Maggie Rasch, Staff Reporter

Just about every high school student who has a phone probably has Snapchat to check in with their friends and communicate with photos that only last for a few seconds. Although users claim to hate the app’s features and new updates, teens are still constantly using the app. Speaking from personal experience, I can say that teens need to take a break from Snapchat.

Snapchat started out primarily as a communication app, where users could take pictures instead of text messaging. However, when the app started to get more popular, remodels started to come out. The upgrades improved the app immensely. Updates have included a memories folder, location tracker, a “My eyes only” folder, unlimited replays, and snaps that last for infinity seconds.

One of the most well known features on Snapchat is a streak, which is a number that tells users how many days they have snapped someone in a row. Many teens use streaks as a popularity poll. They are constantly worried about how many streaks they have, how long the streaks are, and if their streaks are going to end soon.

Safety can also be a big issue on the app. Teens can get so obsessed with Snapchat streaks that they have streaks with people they don’t know. Snapchat can be a scary place, especially when anyone can add anyone as a friend.

It is very common for teens to communicate with each other with pictures of black screens, even though the app is meant for picture taking. Therefore, talking to strangers isn’t uncommon. It is also possible for users to communicate by swiping over to a text message feature. As a result, they don’t have to take pictures of themselves to talk to each other.

Most teens also have their Snapchat username in their Instagram bio. This means that anyone on the internet, even if the account is private, can add those users on Snapchat. At least one person a day posts something on Instagram that usually goes along the lines of:  “Add me on snap!”

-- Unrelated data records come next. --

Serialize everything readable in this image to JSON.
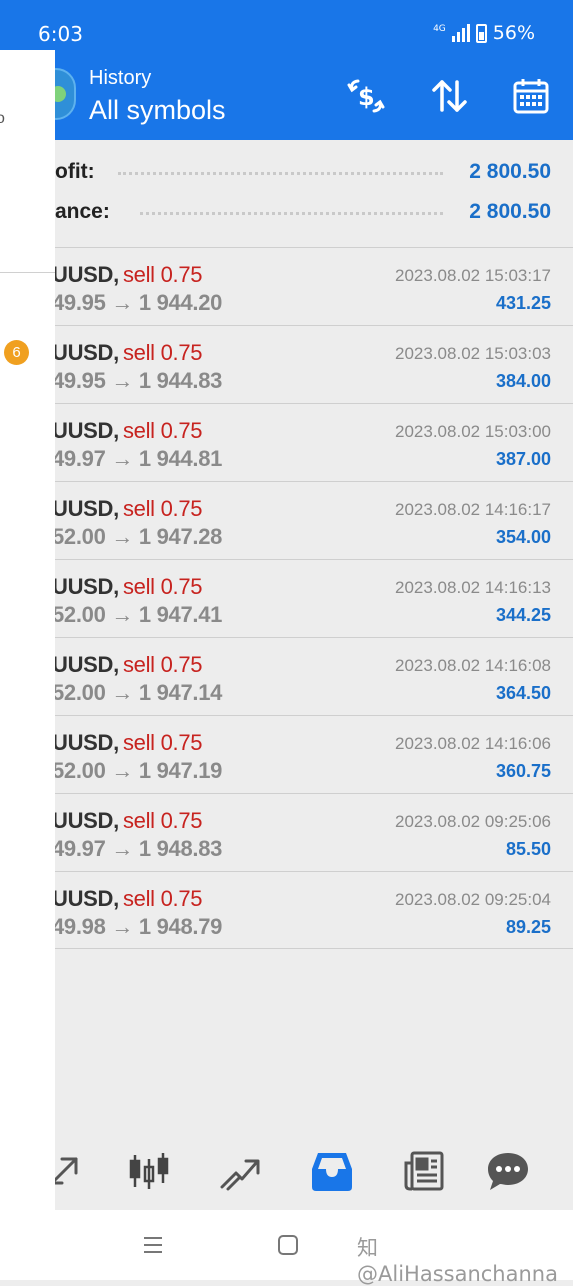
{
  "status": {
    "time": "6:03",
    "network": "4G",
    "battery": "56%"
  },
  "header": {
    "title": "History",
    "subtitle": "All symbols"
  },
  "drawer": {
    "badge": "6",
    "fragment": "o"
  },
  "summary": {
    "profit_label": "ofit:",
    "profit_value": "2 800.50",
    "balance_label": "ance:",
    "balance_value": "2 800.50"
  },
  "trades": [
    {
      "symbol": "UUSD,",
      "side": "sell 0.75",
      "prices": "49.95 → 1 944.20",
      "time": "2023.08.02 15:03:17",
      "profit": "431.25"
    },
    {
      "symbol": "UUSD,",
      "side": "sell 0.75",
      "prices": "49.95 → 1 944.83",
      "time": "2023.08.02 15:03:03",
      "profit": "384.00"
    },
    {
      "symbol": "UUSD,",
      "side": "sell 0.75",
      "prices": "49.97 → 1 944.81",
      "time": "2023.08.02 15:03:00",
      "profit": "387.00"
    },
    {
      "symbol": "UUSD,",
      "side": "sell 0.75",
      "prices": "52.00 → 1 947.28",
      "time": "2023.08.02 14:16:17",
      "profit": "354.00"
    },
    {
      "symbol": "UUSD,",
      "side": "sell 0.75",
      "prices": "52.00 → 1 947.41",
      "time": "2023.08.02 14:16:13",
      "profit": "344.25"
    },
    {
      "symbol": "UUSD,",
      "side": "sell 0.75",
      "prices": "52.00 → 1 947.14",
      "time": "2023.08.02 14:16:08",
      "profit": "364.50"
    },
    {
      "symbol": "UUSD,",
      "side": "sell 0.75",
      "prices": "52.00 → 1 947.19",
      "time": "2023.08.02 14:16:06",
      "profit": "360.75"
    },
    {
      "symbol": "UUSD,",
      "side": "sell 0.75",
      "prices": "49.97 → 1 948.83",
      "time": "2023.08.02 09:25:06",
      "profit": "85.50"
    },
    {
      "symbol": "UUSD,",
      "side": "sell 0.75",
      "prices": "49.98 → 1 948.79",
      "time": "2023.08.02 09:25:04",
      "profit": "89.25"
    }
  ],
  "bottom_nav": [
    "quotes-icon",
    "chart-candles-icon",
    "trade-icon",
    "history-inbox-icon",
    "news-icon",
    "chat-icon"
  ],
  "colors": {
    "primary": "#1976e8",
    "sell": "#c7231f",
    "profit": "#1a6fc9",
    "badge": "#f0a020"
  },
  "watermark": "知@AliHassanchanna"
}
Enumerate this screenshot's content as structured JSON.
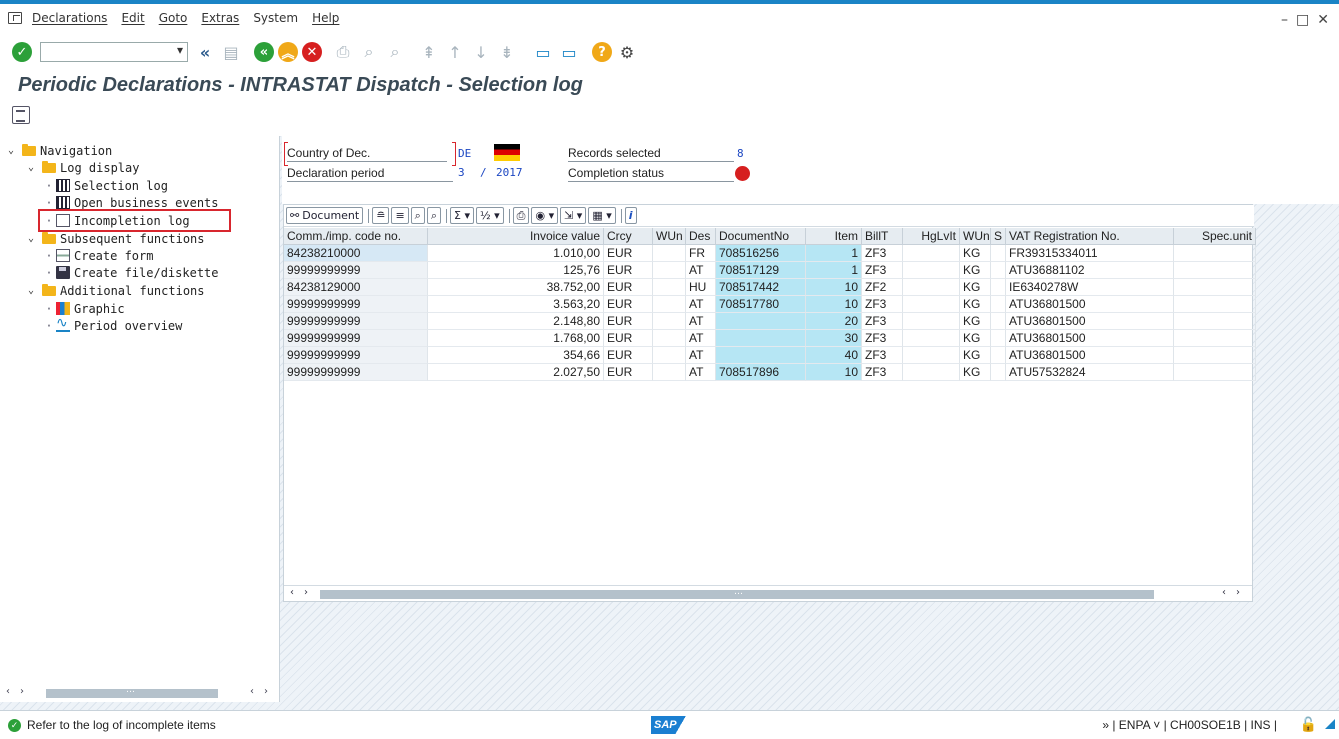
{
  "menubar": {
    "items": [
      "Declarations",
      "Edit",
      "Goto",
      "Extras",
      "System",
      "Help"
    ]
  },
  "title": "Periodic Declarations - INTRASTAT Dispatch - Selection log",
  "navigation": {
    "items": [
      {
        "label": "Navigation",
        "type": "folder",
        "level": 0
      },
      {
        "label": "Log display",
        "type": "folder",
        "level": 1
      },
      {
        "label": "Selection log",
        "type": "leaf",
        "icon": "table-icon",
        "level": 2
      },
      {
        "label": "Open business events",
        "type": "leaf",
        "icon": "table-icon",
        "level": 2
      },
      {
        "label": "Incompletion log",
        "type": "leaf",
        "icon": "document-icon",
        "level": 2
      },
      {
        "label": "Subsequent functions",
        "type": "folder",
        "level": 1
      },
      {
        "label": "Create form",
        "type": "leaf",
        "icon": "form-icon",
        "level": 2
      },
      {
        "label": "Create file/diskette",
        "type": "leaf",
        "icon": "disk-icon",
        "level": 2
      },
      {
        "label": "Additional functions",
        "type": "folder",
        "level": 1
      },
      {
        "label": "Graphic",
        "type": "leaf",
        "icon": "graphic-icon",
        "level": 2
      },
      {
        "label": "Period overview",
        "type": "leaf",
        "icon": "period-icon",
        "level": 2
      }
    ],
    "scroll_mid": "…"
  },
  "header": {
    "country_label": "Country of Dec.",
    "country_value": "DE",
    "period_label": "Declaration period",
    "period_month": "3",
    "period_sep": "/",
    "period_year": "2017",
    "records_label": "Records selected",
    "records_value": "8",
    "completion_label": "Completion status",
    "status_color": "#d61f1f"
  },
  "alv": {
    "toolbar": {
      "document_label": "Document"
    },
    "columns": [
      "Comm./imp. code no.",
      "Invoice value",
      "Crcy",
      "WUn",
      "Des",
      "DocumentNo",
      "Item",
      "BillT",
      "HgLvIt",
      "WUn",
      "S",
      "VAT Registration No.",
      "Spec.unit"
    ],
    "rows": [
      [
        "84238210000",
        "1.010,00",
        "EUR",
        "",
        "FR",
        "708516256",
        "1",
        "ZF3",
        "",
        "KG",
        "",
        "FR39315334011",
        ""
      ],
      [
        "99999999999",
        "125,76",
        "EUR",
        "",
        "AT",
        "708517129",
        "1",
        "ZF3",
        "",
        "KG",
        "",
        "ATU36881102",
        ""
      ],
      [
        "84238129000",
        "38.752,00",
        "EUR",
        "",
        "HU",
        "708517442",
        "10",
        "ZF2",
        "",
        "KG",
        "",
        "IE6340278W",
        ""
      ],
      [
        "99999999999",
        "3.563,20",
        "EUR",
        "",
        "AT",
        "708517780",
        "10",
        "ZF3",
        "",
        "KG",
        "",
        "ATU36801500",
        ""
      ],
      [
        "99999999999",
        "2.148,80",
        "EUR",
        "",
        "AT",
        "",
        "20",
        "ZF3",
        "",
        "KG",
        "",
        "ATU36801500",
        ""
      ],
      [
        "99999999999",
        "1.768,00",
        "EUR",
        "",
        "AT",
        "",
        "30",
        "ZF3",
        "",
        "KG",
        "",
        "ATU36801500",
        ""
      ],
      [
        "99999999999",
        "354,66",
        "EUR",
        "",
        "AT",
        "",
        "40",
        "ZF3",
        "",
        "KG",
        "",
        "ATU36801500",
        ""
      ],
      [
        "99999999999",
        "2.027,50",
        "EUR",
        "",
        "AT",
        "708517896",
        "10",
        "ZF3",
        "",
        "KG",
        "",
        "ATU57532824",
        ""
      ]
    ],
    "scroll_mid": "…"
  },
  "statusbar": {
    "message": "Refer to the log of incomplete items",
    "logo": "SAP",
    "system_info": "» | ENPA ˅ | CH00SOE1B | INS |"
  }
}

Snapchat is a huge competition, even though no one will admit it. Everyone wants to have the biggest snap score, which is a number that tells other people how many snaps a person has sent and received. Users also compete by the number of streaks they have, the amount of people that have viewed their story, or by who is in their best friend list. After a while, I became sick of the same story.

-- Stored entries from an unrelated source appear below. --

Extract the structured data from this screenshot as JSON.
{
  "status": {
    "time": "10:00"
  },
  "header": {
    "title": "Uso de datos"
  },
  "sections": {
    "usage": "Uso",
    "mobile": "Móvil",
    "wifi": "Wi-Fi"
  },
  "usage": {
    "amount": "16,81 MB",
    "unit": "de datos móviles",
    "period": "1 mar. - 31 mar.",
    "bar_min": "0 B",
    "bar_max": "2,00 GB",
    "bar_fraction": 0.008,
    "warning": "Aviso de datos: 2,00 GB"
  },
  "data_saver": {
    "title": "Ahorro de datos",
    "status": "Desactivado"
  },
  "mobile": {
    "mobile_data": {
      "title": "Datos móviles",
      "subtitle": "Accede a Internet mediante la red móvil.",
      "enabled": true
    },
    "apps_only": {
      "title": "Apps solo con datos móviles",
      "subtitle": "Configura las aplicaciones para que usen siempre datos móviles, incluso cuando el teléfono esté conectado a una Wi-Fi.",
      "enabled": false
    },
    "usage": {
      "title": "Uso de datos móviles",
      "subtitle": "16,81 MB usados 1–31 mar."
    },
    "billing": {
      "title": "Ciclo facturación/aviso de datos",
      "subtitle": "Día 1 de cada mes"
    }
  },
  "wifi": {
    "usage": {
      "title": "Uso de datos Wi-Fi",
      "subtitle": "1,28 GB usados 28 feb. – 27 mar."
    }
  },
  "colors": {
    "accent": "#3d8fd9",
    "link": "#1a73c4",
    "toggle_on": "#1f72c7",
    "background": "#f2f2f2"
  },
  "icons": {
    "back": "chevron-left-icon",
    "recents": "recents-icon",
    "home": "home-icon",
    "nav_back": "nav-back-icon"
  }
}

I recently took a break from snap by deleting it completely. I wanted a chance to see what would happen if I tried putting my phone down for a while, and the first step was getting rid of my most addictive app. Not only was I addicted to responding to anyone who snapped me, I was addicted to the environment it created.

Anytime I was with friends, I would snap them when they were right in front of me. I was a slave to my streaks. I would lose twenty to thirty percent of my phone’s battery life every morning on my way to school because I would be on the app. I would check my phone every two minutes to see if I had a snap and if I needed to respond. Sometimes I wouldn’t open snaps all day, so it looked as if I had a large amount of people wanting to talk to me. I would let my notifications add up to fifty snaps before finally responding to people. I was obsessed with what people would think of me, and I was living an unhealthy life.

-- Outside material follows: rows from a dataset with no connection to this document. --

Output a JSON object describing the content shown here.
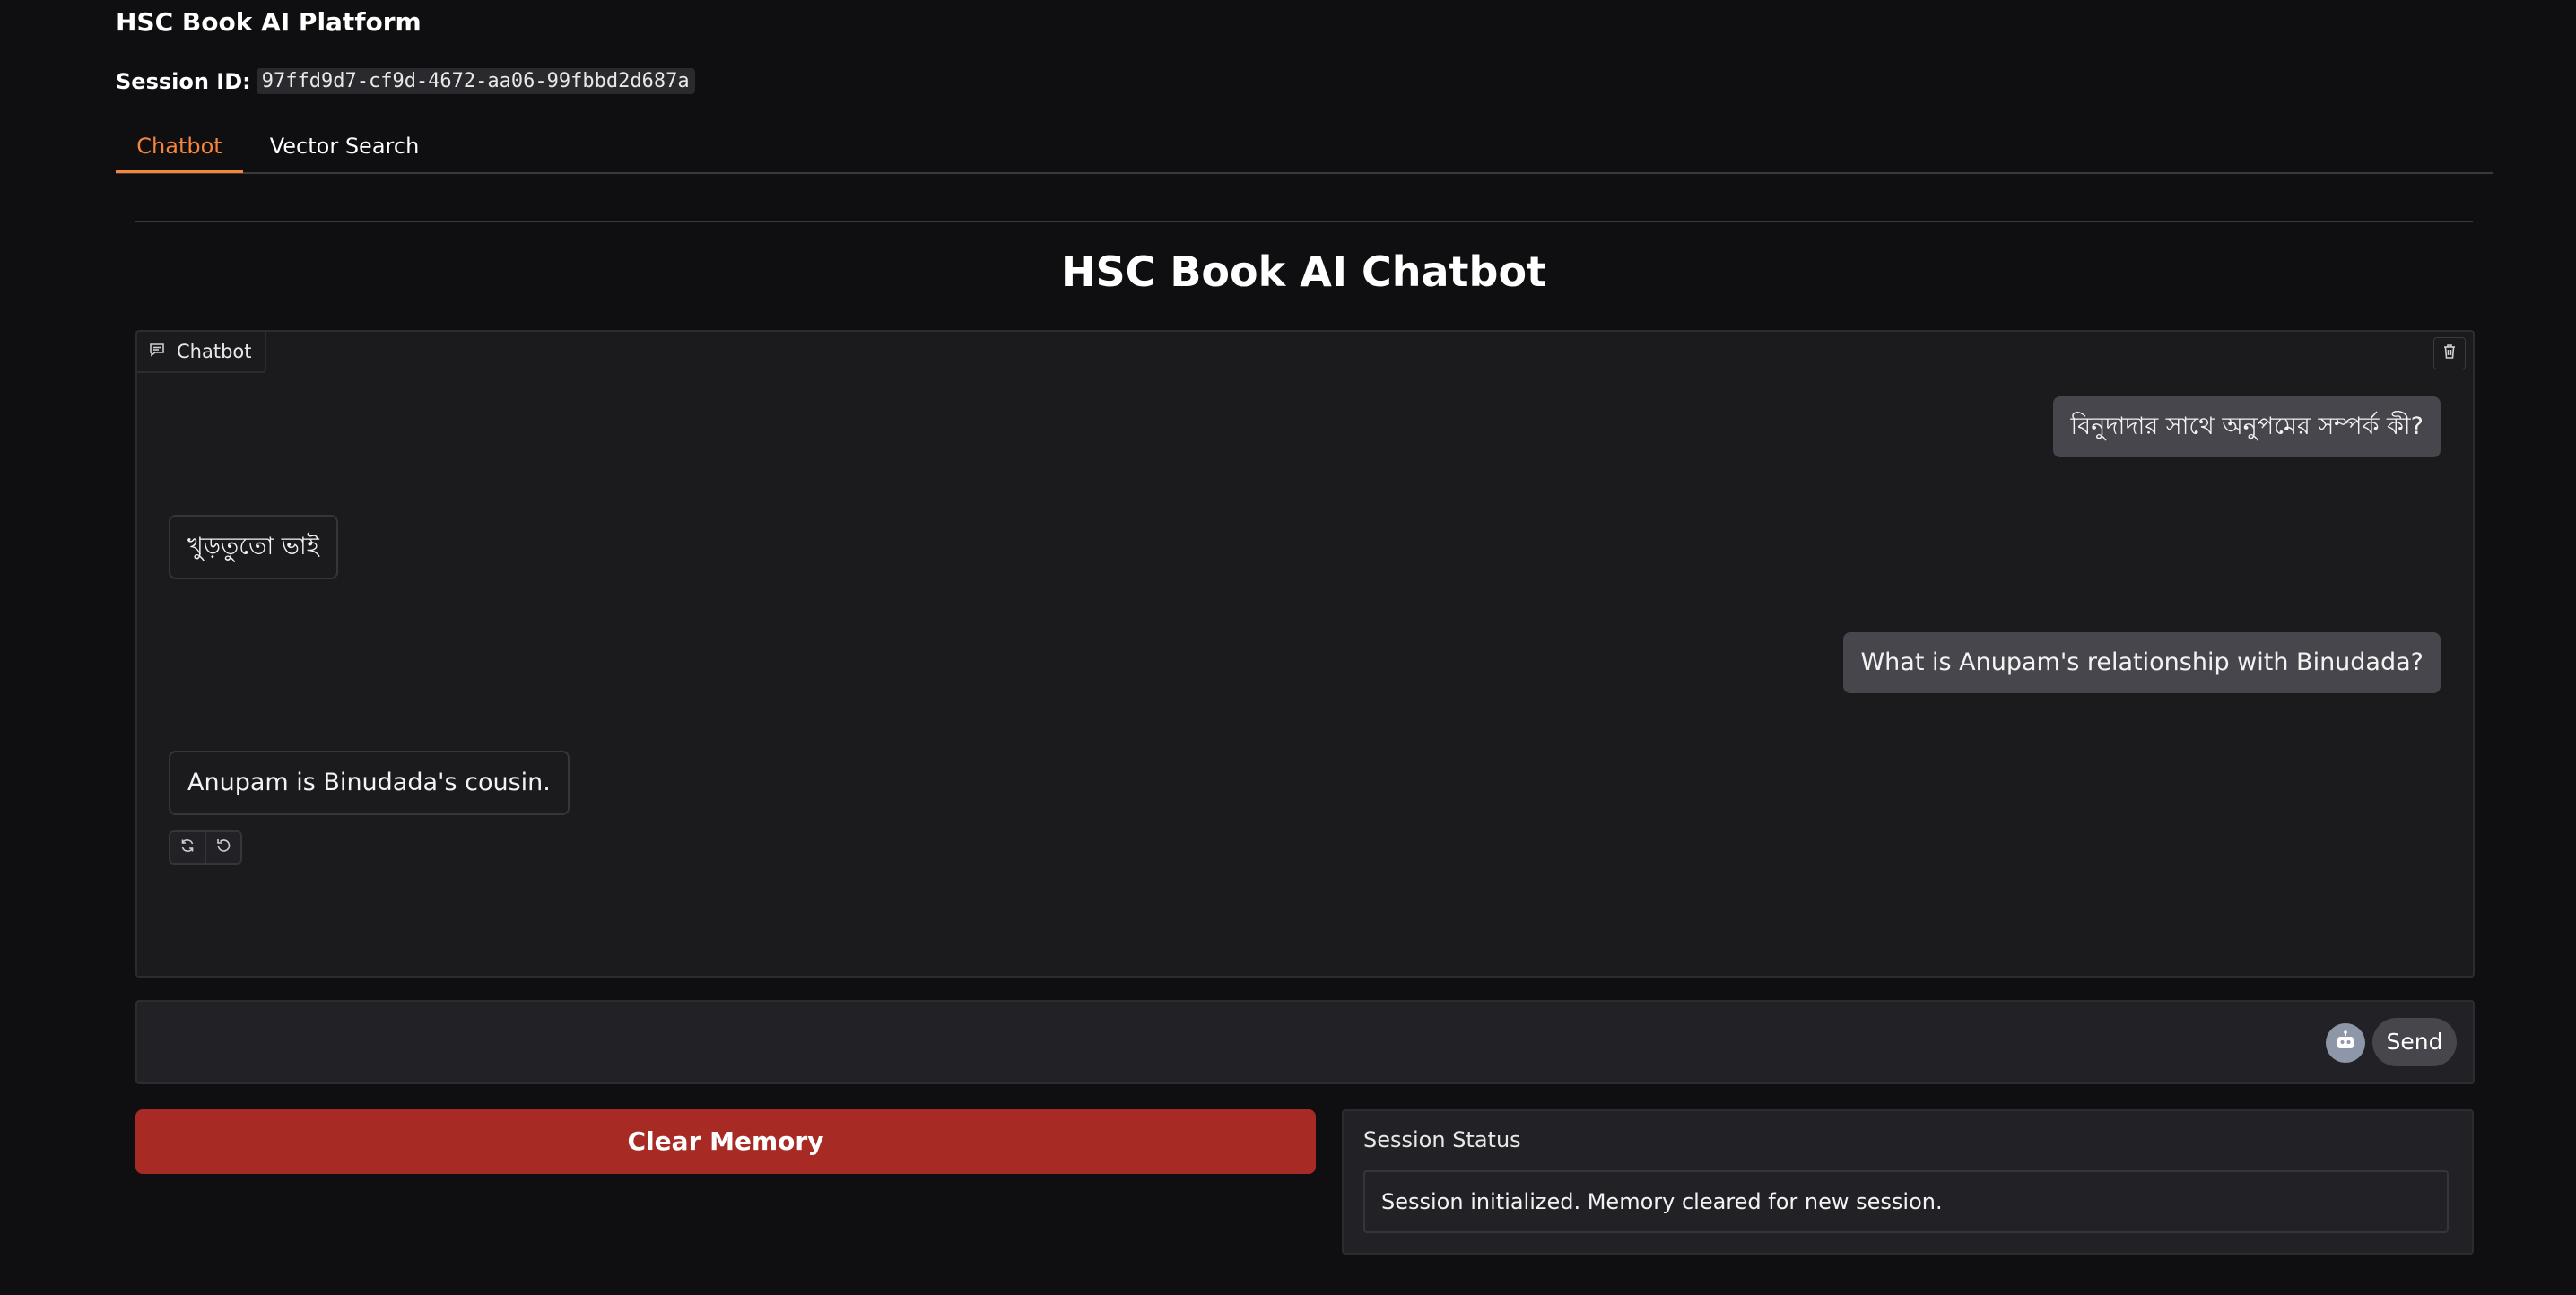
{
  "app": {
    "title": "HSC Book AI Platform",
    "session_label": "Session ID:",
    "session_id": "97ffd9d7-cf9d-4672-aa06-99fbbd2d687a"
  },
  "tabs": [
    {
      "label": "Chatbot",
      "active": true
    },
    {
      "label": "Vector Search",
      "active": false
    }
  ],
  "main": {
    "heading": "HSC Book AI Chatbot"
  },
  "chatbot": {
    "label": "Chatbot",
    "messages": [
      {
        "role": "user",
        "text": "বিনুদাদার সাথে অনুপমের সম্পর্ক কী?"
      },
      {
        "role": "bot",
        "text": "খুড়তুতো ভাই"
      },
      {
        "role": "user",
        "text": "What is Anupam's relationship with Binudada?"
      },
      {
        "role": "bot",
        "text": "Anupam is Binudada's cousin."
      }
    ]
  },
  "input": {
    "placeholder": "",
    "value": "",
    "send_label": "Send"
  },
  "actions": {
    "clear_label": "Clear Memory"
  },
  "status": {
    "label": "Session Status",
    "text": "Session initialized. Memory cleared for new session."
  },
  "colors": {
    "background": "#0f0f11",
    "accent": "#f5853a",
    "danger": "#a82a24",
    "user_bubble": "#46464c"
  }
}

With the app gone, I experienced many different roller coasters. I would struggle with traveling somewhere and not having the ability to show anyone what I was doing. I would think about all the photo opportunities around me and become sad. While on spring break, I wanted to discover all the interesting geofilters around me. Not to mention, I had absolutely no clue what everyone else was doing for spring break. I felt like I was left out and missing all the action.

After deleting Snapchat, I have become more aware of what people are doing around me. It seems I find myself in situations where I am the only person who isn’t on Snapchat. Everyone during lunch or after school is looking down on their phones. At the lunch table, my friends are possessed by their phones because they’re busy taking pictures of each other.

Snapchat causes damage to many relationships on top of that. It makes teens say irrational things, while teaching them to overreact to everything. One of the most common situations that ends up hurting someone’s feelings is leaving someone on read. People can get so hurt by this small action that clearly means nothing. For instance, just the other day my friend started loudly accusing a boy next to her because he left her on read when he put his phone down.

These actions are ridiculous. Teens are using the app to such an extent that eventually it is going to swallow them whole. It is taking over their emotions. They won’t know the difference between losing a five hundred day streak and losing a pet.

I’ll admit that Snapchat isn’t a completely bad thing. I have definitely missed it during my time without it, and the first couple days were very difficult. It’s how teens communicate and express themselves today. I miss taking funny videos of my friends while hanging out. I miss talking to all my friends with a tap on my screen. There have been some moments where I wanted to ask someone a question, but I didn’t have their number. Although the transition was hard, without a doubt, I needed a break.

I highly encourage teens to delete the app for a week, and see how you feel. We all need change every once in a while. I can’t guarantee you’ll enjoy it, but I can promise you that you will see things differently.